The results of last week’s election have made this sense of being unsafe even more pronounced. An atmosphere of increased polarization, and a sense that it is permissible for those in the dominant culture to taunt and target the “other” has permeated the LGBTQI community. The Vice-President Elect’s history as a champion of restrictive, anti-LGBTQI religious liberty laws raises tremendous concerns about the future of the civil liberties advances our community and supporters have achieved. Reports that the bishops conference may amend the ERDs, the Ethical and Religious Directives for Catholic Health Care facilities, to prohibit the provision of any gender reassignment services means that many Americans could lose any access to appropriate, respectful health care.

We are here to remember and honor the lives of all of those lost to anti-LGBT violence. These are beloved children of God.

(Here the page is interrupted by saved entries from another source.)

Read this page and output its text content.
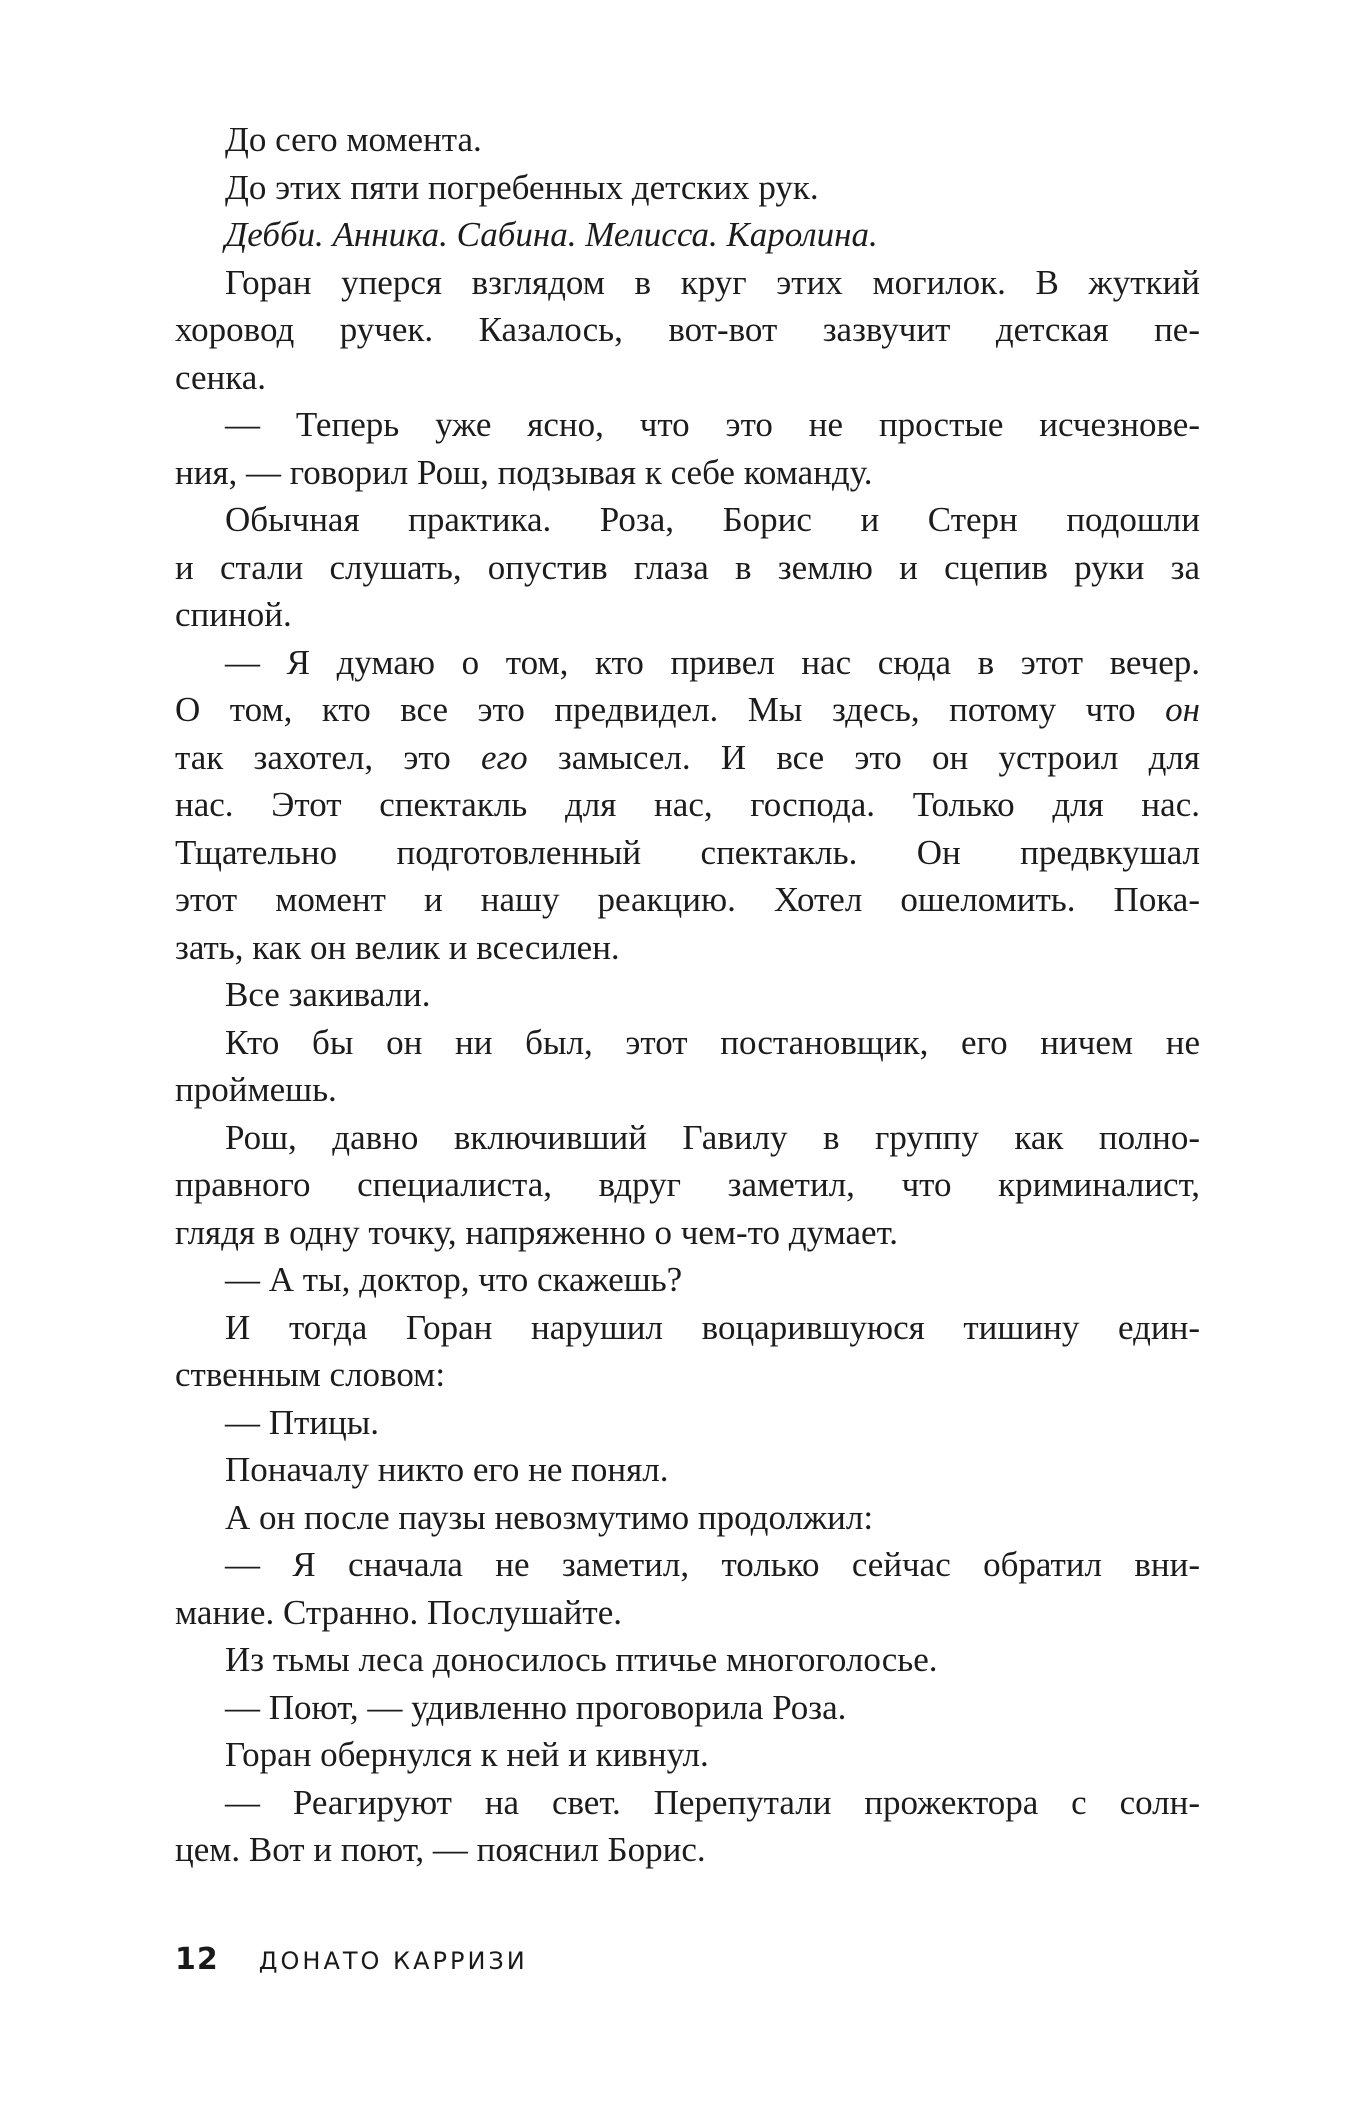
До сего момента.
До этих пяти погребенных детских рук.
Дебби. Анника. Сабина. Мелисса. Каролина.
Горан уперся взглядом в круг этих могилок. В жуткий
хоровод ручек. Казалось, вот-вот зазвучит детская пе-
сенка.
— Теперь уже ясно, что это не простые исчезнове-
ния, — говорил Рош, подзывая к себе команду.
Обычная практика. Роза, Борис и Стерн подошли
и стали слушать, опустив глаза в землю и сцепив руки за
спиной.
— Я думаю о том, кто привел нас сюда в этот вечер.
О том, кто все это предвидел. Мы здесь, потому что он
так захотел, это его замысел. И все это он устроил для
нас. Этот спектакль для нас, господа. Только для нас.
Тщательно подготовленный спектакль. Он предвкушал
этот момент и нашу реакцию. Хотел ошеломить. Пока-
зать, как он велик и всесилен.
Все закивали.
Кто бы он ни был, этот постановщик, его ничем не
проймешь.
Рош, давно включивший Гавилу в группу как полно-
правного специалиста, вдруг заметил, что криминалист,
глядя в одну точку, напряженно о чем-то думает.
— А ты, доктор, что скажешь?
И тогда Горан нарушил воцарившуюся тишину един-
ственным словом:
— Птицы.
Поначалу никто его не понял.
А он после паузы невозмутимо продолжил:
— Я сначала не заметил, только сейчас обратил вни-
мание. Странно. Послушайте.
Из тьмы леса доносилось птичье многоголосье.
— Поют, — удивленно проговорила Роза.
Горан обернулся к ней и кивнул.
— Реагируют на свет. Перепутали прожектора с солн-
цем. Вот и поют, — пояснил Борис.
12 ДОНАТО КАРРИЗИ
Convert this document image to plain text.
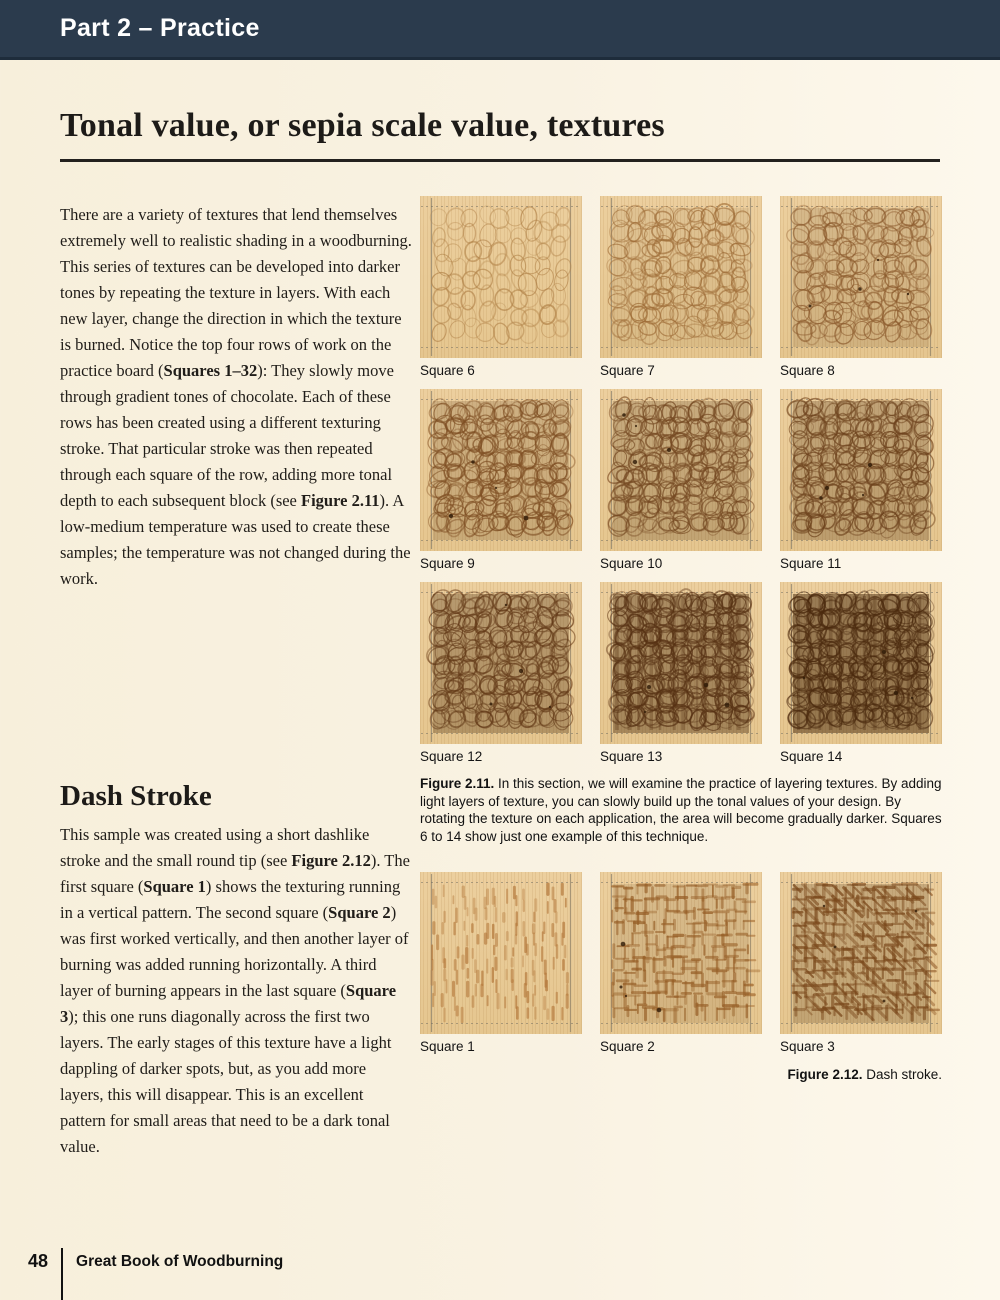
Part 2 – Practice
Tonal value, or sepia scale value, textures

There are a variety of textures that lend themselves extremely well to realistic shading in a woodburning. This series of textures can be developed into darker tones by repeating the texture in layers. With each new layer, change the direction in which the texture is burned. Notice the top four rows of work on the practice board (Squares 1–32): They slowly move through gradient tones of chocolate. Each of these rows has been created using a different texturing stroke. That particular stroke was then repeated through each square of the row, adding more tonal depth to each subsequent block (see Figure 2.11). A low-medium temperature was used to create these samples; the temperature was not changed during the work.

Dash Stroke

This sample was created using a short dashlike stroke and the small round tip (see Figure 2.12). The first square (Square 1) shows the texturing running in a vertical pattern. The second square (Square 2) was first worked vertically, and then another layer of burning was added running horizontally. A third layer of burning appears in the last square (Square 3); this one runs diagonally across the first two layers. The early stages of this texture have a light dappling of darker spots, but, as you add more layers, this will disappear. This is an excellent pattern for small areas that need to be a dark tonal value.

Square 6	Square 7	Square 8
Square 9	Square 10	Square 11
Square 12	Square 13	Square 14

Figure 2.11. In this section, we will examine the practice of layering textures. By adding light layers of texture, you can slowly build up the tonal values of your design. By rotating the texture on each application, the area will become gradually darker. Squares 6 to 14 show just one example of this technique.

Square 1	Square 2	Square 3

Figure 2.12. Dash stroke.

48 Great Book of Woodburning
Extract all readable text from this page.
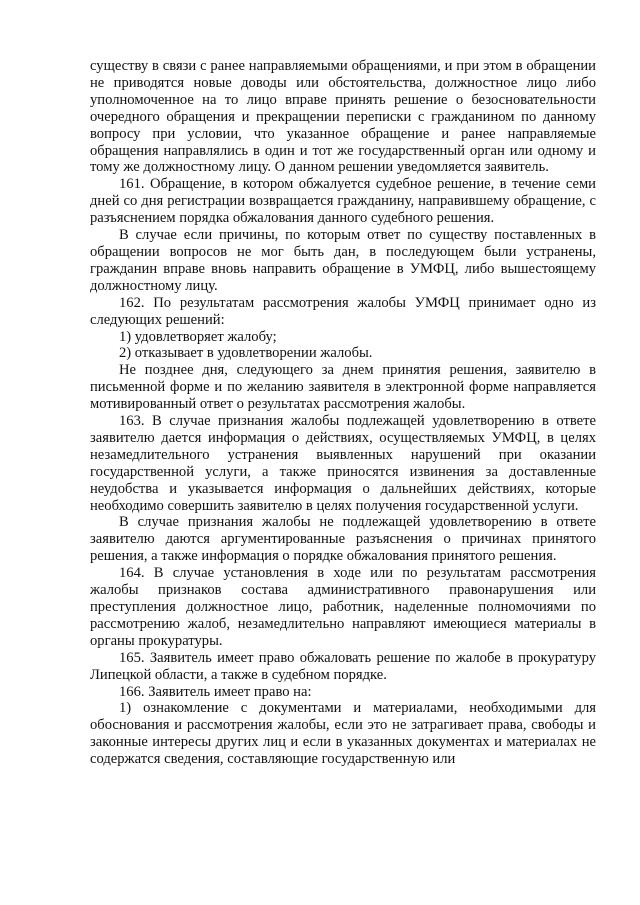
существу в связи с ранее направляемыми обращениями, и при этом в обращении не приводятся новые доводы или обстоятельства, должностное лицо либо уполномоченное на то лицо вправе принять решение о безосновательности очередного обращения и прекращении переписки с гражданином по данному вопросу при условии, что указанное обращение и ранее направляемые обращения направлялись в один и тот же государственный орган или одному и тому же должностному лицу. О данном решении уведомляется заявитель.

161. Обращение, в котором обжалуется судебное решение, в течение семи дней со дня регистрации возвращается гражданину, направившему обращение, с разъяснением порядка обжалования данного судебного решения.

В случае если причины, по которым ответ по существу поставленных в обращении вопросов не мог быть дан, в последующем были устранены, гражданин вправе вновь направить обращение в УМФЦ, либо вышестоящему должностному лицу.

162. По результатам рассмотрения жалобы УМФЦ принимает одно из следующих решений:

1) удовлетворяет жалобу;

2) отказывает в удовлетворении жалобы.

Не позднее дня, следующего за днем принятия решения, заявителю в письменной форме и по желанию заявителя в электронной форме направляется мотивированный ответ о результатах рассмотрения жалобы.

163. В случае признания жалобы подлежащей удовлетворению в ответе заявителю дается информация о действиях, осуществляемых УМФЦ, в целях незамедлительного устранения выявленных нарушений при оказании государственной услуги, а также приносятся извинения за доставленные неудобства и указывается информация о дальнейших действиях, которые необходимо совершить заявителю в целях получения государственной услуги.

В случае признания жалобы не подлежащей удовлетворению в ответе заявителю даются аргументированные разъяснения о причинах принятого решения, а также информация о порядке обжалования принятого решения.

164. В случае установления в ходе или по результатам рассмотрения жалобы признаков состава административного правонарушения или преступления должностное лицо, работник, наделенные полномочиями по рассмотрению жалоб, незамедлительно направляют имеющиеся материалы в органы прокуратуры.

165. Заявитель имеет право обжаловать решение по жалобе в прокуратуру Липецкой области, а также в судебном порядке.

166. Заявитель имеет право на:

1) ознакомление с документами и материалами, необходимыми для обоснования и рассмотрения жалобы, если это не затрагивает права, свободы и законные интересы других лиц и если в указанных документах и материалах не содержатся сведения, составляющие государственную или
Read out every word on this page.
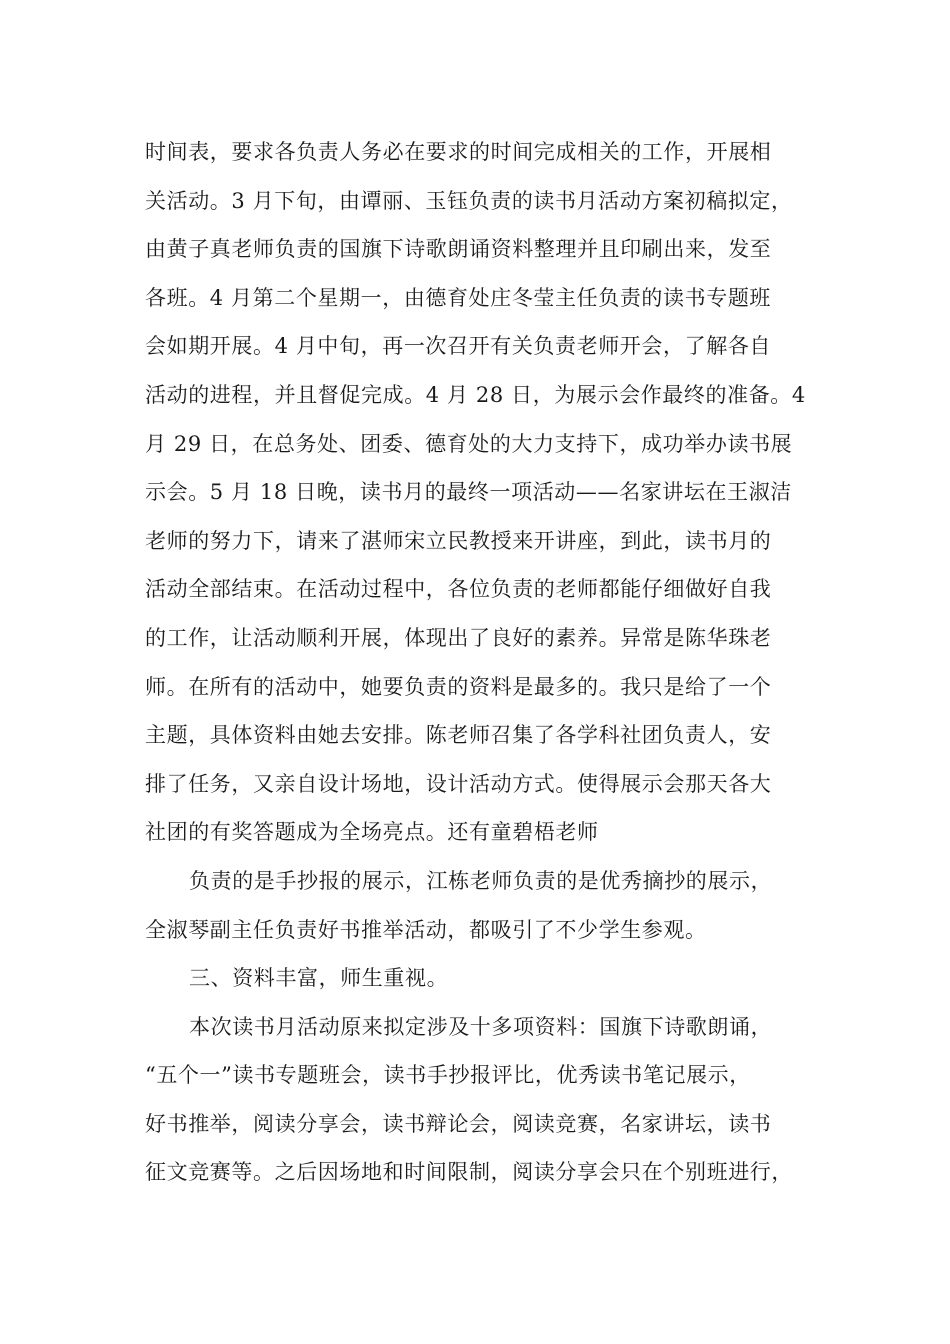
时间表，要求各负责人务必在要求的时间完成相关的工作，开展相
关活动。3 月下旬，由谭丽、玉钰负责的读书月活动方案初稿拟定，
由黄子真老师负责的国旗下诗歌朗诵资料整理并且印刷出来，发至
各班。4 月第二个星期一，由德育处庄冬莹主任负责的读书专题班
会如期开展。4 月中旬，再一次召开有关负责老师开会，了解各自
活动的进程，并且督促完成。4 月 28 日，为展示会作最终的准备。4
月 29 日，在总务处、团委、德育处的大力支持下，成功举办读书展
示会。5 月 18 日晚，读书月的最终一项活动——名家讲坛在王淑洁
老师的努力下，请来了湛师宋立民教授来开讲座，到此，读书月的
活动全部结束。在活动过程中，各位负责的老师都能仔细做好自我
的工作，让活动顺利开展，体现出了良好的素养。异常是陈华珠老
师。在所有的活动中，她要负责的资料是最多的。我只是给了一个
主题，具体资料由她去安排。陈老师召集了各学科社团负责人，安
排了任务，又亲自设计场地，设计活动方式。使得展示会那天各大
社团的有奖答题成为全场亮点。还有童碧梧老师
负责的是手抄报的展示，江栋老师负责的是优秀摘抄的展示，
全淑琴副主任负责好书推举活动，都吸引了不少学生参观。
三、资料丰富，师生重视。
本次读书月活动原来拟定涉及十多项资料：国旗下诗歌朗诵，
“五个一”读书专题班会，读书手抄报评比，优秀读书笔记展示，
好书推举，阅读分享会，读书辩论会，阅读竞赛，名家讲坛，读书
征文竞赛等。之后因场地和时间限制，阅读分享会只在个别班进行，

They are daughters and sons of loving parents, siblings, cousins, grandchildren, nieces, nephews, parents, friends, colleagues, neighbors to us all. They were Army veterans, students of literature, finance, health care, package delivery workers, artists, store managers, and bouncers. They had survived cancer, car accidents, addictions, and traumatic childhoods. One young woman was in Orlando to celebrate graduating third in her Philadelphia Catholic high school class, and being awarded a basketball scholarship that would have enabled her to attend a Catholic college. They are remembered as outgoing, energetic, passionate, loyal, and full of life. They had amazing gifts and talents of which the world is now deprived.

We honor them, not only is ensuring their names and their lives are not forgotten, but in recommitting ourselves, as people of deep and enduring faith, to ending all hatred and violence rooted in misunderstanding, ignorance, and inflammatory religious rhetoric. We will continue to remind the leaders of our Church that LGBTQI people and our families are numbered among the people of God, that we members of their flocks, and that we deserve and demand pastoral care and policies from our Church that respect our dignity, humanity, and the reality of our lives. They can start by naming us as LGBTQI people, using the names we use, and the terms that honor the communities with which we identify. Our bishops can talk with us, rather than about us. Our bishops must take a clear, unequivocal stand against any violence—physical, verbal, theological, emotional—directed towards LGBTQI people or our community. They must work with us and with our families to develop pastoral care programs and protocols that are appropriate and respectful. This is what we call for in the name of LGBTQI people whose lives have been lost to violence.